Wearing the knives’ fitting covers (blade protectors) before putting them in with other utensils also works.
A second storage mistake that makes your kitchen knife go dull so fast is keeping it wet. Depending on the material of your knife, this may hurt some more than others.
If there is no risk of rusting, placing it in a drying rack after washing is no big deal, but if otherwise, always dry off with a towel promptly.
3. Hitting and Scraping on Hard Surfaces
With hitting, glass and stone surfaces are usually the culprit. Hitting the blade on these surfaces blunts the edge quite quickly as the sharpness is ground down with each clink and clang.
To keep your knife blade sharp for longer, avoid using glass or stones like marble as material for things you use your knife on. Instead, opt for wooden or plastic options.
After chopping onions, there are always a few stray pieces. To bring this all together neatly, you scrape it together with the knife.
Sounds familiar? It is a common practice by many, including professionals, as seen in cooking shows. However, depending on how you do it, you may contribute to what makes kitchen knives go dull so fast.
Avoid scraping surfaces vertically with it to keep your blade edge sharper for longer. This either grinds down the harp edge or bends it depending on the blade strength, making it dull faster.
Instead, place the knife at a sharp angle, almost horizontal, to the board to slide. Better still, use the opposite end of the blade or a specified scraper.
4. Wrong Use
Misusing a knife contributes largely to what makes kitchen knives go dull so fast. While using a knife as a scraper might fall into this category, there are many other non-knife things we often use them for.
For example, using a knife as a box opener, a handy screwdriver, a quick fix can opener, etc.
These are not the intended purposes of a kitchen knife and only serve to kill the blade faster. Wrong use also implies using a bread knife for filleting or, worse, a raw meat cutter.

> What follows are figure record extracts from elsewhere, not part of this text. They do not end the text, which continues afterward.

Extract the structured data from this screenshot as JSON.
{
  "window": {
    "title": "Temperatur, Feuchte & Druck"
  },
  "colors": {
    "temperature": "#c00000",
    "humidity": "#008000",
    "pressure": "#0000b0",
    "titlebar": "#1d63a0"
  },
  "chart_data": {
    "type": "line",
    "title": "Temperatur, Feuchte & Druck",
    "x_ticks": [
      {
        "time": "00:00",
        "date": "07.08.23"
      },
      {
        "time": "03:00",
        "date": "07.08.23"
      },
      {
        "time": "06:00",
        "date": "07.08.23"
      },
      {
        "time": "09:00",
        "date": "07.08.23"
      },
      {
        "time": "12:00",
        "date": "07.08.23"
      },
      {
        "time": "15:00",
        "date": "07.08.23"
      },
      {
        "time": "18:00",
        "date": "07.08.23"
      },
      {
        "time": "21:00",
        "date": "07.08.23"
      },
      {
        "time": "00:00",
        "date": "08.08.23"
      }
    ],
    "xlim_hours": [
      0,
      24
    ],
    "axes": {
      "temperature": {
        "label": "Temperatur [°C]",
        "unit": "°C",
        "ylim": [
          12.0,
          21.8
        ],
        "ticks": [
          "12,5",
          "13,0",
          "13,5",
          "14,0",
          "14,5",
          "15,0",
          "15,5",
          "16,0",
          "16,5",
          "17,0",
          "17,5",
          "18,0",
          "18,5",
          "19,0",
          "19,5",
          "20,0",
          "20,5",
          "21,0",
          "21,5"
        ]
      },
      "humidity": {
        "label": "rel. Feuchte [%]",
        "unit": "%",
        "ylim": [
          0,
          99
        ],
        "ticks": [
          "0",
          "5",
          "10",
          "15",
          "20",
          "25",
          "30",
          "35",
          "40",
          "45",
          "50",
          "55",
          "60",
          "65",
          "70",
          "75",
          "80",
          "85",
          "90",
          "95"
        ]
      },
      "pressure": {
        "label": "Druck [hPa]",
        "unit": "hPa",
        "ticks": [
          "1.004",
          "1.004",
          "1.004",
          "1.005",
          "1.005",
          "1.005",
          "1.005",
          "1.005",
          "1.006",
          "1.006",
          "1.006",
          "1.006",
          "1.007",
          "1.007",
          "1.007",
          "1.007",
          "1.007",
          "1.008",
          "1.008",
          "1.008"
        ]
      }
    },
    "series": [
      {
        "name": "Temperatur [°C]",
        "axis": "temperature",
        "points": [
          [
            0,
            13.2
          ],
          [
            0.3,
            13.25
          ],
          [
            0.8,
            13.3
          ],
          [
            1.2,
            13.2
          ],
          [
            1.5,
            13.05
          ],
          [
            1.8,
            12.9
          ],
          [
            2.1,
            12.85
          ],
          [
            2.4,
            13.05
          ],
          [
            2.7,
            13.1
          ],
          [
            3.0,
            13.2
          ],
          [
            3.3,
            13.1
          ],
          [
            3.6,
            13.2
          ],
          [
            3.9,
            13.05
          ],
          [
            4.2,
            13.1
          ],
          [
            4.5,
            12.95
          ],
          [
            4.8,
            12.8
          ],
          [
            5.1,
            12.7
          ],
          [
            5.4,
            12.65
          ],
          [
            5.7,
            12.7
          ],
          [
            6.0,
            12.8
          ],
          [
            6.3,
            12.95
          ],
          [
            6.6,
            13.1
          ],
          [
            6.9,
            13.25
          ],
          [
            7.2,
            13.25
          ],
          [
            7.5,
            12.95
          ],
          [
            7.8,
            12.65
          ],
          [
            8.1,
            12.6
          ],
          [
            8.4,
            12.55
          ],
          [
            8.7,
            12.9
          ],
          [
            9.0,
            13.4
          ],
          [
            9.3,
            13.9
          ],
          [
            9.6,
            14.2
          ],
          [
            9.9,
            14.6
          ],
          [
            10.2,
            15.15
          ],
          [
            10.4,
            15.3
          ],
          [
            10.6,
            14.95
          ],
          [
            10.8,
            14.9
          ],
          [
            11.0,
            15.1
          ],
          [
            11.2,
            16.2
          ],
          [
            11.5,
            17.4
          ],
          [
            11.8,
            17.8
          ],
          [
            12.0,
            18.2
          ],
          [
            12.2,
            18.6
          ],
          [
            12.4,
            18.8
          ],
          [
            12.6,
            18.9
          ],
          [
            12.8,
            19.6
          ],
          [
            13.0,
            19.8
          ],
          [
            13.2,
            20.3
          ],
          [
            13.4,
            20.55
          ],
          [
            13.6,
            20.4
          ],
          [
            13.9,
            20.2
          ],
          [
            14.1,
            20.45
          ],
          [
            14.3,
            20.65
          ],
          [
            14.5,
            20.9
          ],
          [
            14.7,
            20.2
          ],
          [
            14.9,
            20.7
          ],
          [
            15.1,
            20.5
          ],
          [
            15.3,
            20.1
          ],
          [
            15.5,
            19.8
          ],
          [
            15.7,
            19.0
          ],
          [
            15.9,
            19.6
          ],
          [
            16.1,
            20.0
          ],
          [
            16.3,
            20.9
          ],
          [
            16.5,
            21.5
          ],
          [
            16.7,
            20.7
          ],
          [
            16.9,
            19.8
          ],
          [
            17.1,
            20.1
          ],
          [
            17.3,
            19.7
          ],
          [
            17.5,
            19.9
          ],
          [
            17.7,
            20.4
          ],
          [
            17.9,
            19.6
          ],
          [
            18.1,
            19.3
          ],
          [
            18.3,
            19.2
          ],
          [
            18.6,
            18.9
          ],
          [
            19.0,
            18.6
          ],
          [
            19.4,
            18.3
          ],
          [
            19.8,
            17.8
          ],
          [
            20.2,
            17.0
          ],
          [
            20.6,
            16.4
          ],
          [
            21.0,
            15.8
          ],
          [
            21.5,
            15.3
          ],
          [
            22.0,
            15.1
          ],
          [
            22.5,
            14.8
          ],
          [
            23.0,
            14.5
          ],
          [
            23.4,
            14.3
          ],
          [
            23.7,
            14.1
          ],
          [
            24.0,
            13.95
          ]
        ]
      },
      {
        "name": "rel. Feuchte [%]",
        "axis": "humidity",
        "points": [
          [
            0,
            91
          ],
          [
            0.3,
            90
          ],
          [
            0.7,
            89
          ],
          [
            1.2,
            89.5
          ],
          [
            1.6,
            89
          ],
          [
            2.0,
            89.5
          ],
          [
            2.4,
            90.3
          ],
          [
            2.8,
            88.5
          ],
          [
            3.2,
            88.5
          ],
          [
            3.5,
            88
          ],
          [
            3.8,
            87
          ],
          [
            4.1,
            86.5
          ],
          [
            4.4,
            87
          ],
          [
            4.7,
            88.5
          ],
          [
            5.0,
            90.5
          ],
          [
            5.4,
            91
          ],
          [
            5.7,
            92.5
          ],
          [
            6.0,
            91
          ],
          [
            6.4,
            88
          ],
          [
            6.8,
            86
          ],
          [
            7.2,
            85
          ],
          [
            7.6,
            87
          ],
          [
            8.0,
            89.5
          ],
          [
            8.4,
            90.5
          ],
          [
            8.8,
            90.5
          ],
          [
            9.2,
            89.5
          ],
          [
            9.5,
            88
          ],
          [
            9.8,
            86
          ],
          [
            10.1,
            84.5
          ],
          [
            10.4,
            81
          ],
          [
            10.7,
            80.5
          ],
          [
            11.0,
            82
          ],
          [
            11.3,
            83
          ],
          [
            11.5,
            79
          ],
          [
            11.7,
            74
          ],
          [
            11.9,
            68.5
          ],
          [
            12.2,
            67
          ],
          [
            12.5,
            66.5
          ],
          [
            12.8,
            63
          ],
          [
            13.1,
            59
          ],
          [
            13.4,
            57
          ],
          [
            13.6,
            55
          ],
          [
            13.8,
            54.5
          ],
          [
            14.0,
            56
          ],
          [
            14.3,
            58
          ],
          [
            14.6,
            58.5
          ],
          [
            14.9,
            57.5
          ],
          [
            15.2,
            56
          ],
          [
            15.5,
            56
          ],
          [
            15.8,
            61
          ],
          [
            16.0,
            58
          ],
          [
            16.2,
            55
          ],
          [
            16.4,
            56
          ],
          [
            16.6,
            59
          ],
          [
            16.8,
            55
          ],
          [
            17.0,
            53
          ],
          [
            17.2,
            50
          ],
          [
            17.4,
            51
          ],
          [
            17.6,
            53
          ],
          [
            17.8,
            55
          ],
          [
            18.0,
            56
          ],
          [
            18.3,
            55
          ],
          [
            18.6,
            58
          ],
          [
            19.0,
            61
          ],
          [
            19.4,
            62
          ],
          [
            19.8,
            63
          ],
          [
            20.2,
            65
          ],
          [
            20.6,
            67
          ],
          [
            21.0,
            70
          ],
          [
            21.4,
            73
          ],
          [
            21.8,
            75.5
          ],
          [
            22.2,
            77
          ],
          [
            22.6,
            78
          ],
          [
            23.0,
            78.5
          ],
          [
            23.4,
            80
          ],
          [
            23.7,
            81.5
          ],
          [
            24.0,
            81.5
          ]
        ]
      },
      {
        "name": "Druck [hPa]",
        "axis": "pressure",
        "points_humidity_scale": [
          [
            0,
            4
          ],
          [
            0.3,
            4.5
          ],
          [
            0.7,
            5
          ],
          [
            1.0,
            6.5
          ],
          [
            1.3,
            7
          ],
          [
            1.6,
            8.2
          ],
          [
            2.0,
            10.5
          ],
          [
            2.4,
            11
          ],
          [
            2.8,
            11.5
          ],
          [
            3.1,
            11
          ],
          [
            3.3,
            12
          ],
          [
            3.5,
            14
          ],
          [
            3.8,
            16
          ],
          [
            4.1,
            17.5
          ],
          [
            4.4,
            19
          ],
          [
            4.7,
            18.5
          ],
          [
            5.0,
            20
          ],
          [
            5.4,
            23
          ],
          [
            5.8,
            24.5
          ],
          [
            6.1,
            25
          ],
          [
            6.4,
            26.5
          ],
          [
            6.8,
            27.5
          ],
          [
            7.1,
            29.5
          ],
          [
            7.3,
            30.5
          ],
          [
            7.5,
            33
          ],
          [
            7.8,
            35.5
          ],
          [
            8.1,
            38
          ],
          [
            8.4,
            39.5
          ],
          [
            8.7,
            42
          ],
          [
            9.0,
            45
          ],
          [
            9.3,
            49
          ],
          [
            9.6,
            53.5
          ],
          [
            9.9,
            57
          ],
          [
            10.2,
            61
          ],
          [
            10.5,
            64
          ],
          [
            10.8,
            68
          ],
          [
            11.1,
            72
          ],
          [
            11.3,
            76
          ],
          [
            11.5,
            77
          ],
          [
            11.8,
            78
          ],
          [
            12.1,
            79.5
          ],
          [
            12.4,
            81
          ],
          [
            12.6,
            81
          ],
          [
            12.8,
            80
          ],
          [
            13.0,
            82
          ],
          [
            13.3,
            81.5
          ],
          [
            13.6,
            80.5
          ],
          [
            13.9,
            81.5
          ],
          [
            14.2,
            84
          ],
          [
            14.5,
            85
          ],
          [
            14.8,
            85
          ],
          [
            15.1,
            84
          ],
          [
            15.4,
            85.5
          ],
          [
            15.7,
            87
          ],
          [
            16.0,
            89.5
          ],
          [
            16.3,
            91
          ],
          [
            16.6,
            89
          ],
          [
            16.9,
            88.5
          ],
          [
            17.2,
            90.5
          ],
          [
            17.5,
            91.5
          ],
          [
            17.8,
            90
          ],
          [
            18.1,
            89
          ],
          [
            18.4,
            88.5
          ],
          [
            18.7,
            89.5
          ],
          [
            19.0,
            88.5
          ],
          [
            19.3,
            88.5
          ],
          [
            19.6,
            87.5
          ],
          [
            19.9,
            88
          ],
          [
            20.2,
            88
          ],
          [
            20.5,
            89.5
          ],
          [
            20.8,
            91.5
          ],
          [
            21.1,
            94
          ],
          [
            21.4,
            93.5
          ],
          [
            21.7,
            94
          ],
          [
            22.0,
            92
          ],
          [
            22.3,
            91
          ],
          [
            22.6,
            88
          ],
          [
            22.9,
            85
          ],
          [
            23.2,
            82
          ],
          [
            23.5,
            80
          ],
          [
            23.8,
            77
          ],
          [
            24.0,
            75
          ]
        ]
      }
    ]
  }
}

5. Leaving it in the Sink or Dishwasher
Adding to what makes kitchen knives go dull so fast is metal. Metal against the blade of a knife is not good news and sinks and dishwashers all have metal.
While it causes no harm by itself, there is a tendency for the knife to get tossed around in these locations. The tossing and turning causes it to bang, bump, scrape and clink everywhere, making the blade dull quicker.
To keep your knife sharp for longer, wash and rinse by hand, dry off and store correctly. As a bonus, it is safer to handle knives this way.
Can Dull Knives be Sharpened?
It is a common misconception that dull knives cannot be sharpened. In fact, most knives can be sharpened with the proper tools and techniques. However, it is important to note that not all knives are created equal.
For instance, Kershaw Knives are made from high-quality steel that is designed to retain its edge longer than other types of knives. As a result, Kershaw Knives will need to be sharpened less frequently than other brands.
It is important to identify the type of steel used to make the knife. This will determine the best way to sharpen it.
For example, carbon steel knives should be sharpened with a honing rod or diamond stone, while stainless steel knives can be sharpened with a honing rod, diamond stone, or ceramic stone.
Once the appropriate sharpening tool has been selected, it is time to start honing the blade. It is important to follow the manufacturer’s instructions carefully to avoid damaging the knife.
With a little patience and practice, even the dullest knife can be restored to its original sharpness.
It isn’t grand ideas that make knives dull so quickly; rather, it is a few everyday actions we can easily correct to extend the lifespan of our knives.
The top steps in the right direction are paying attention to its use, cleaning, and storage.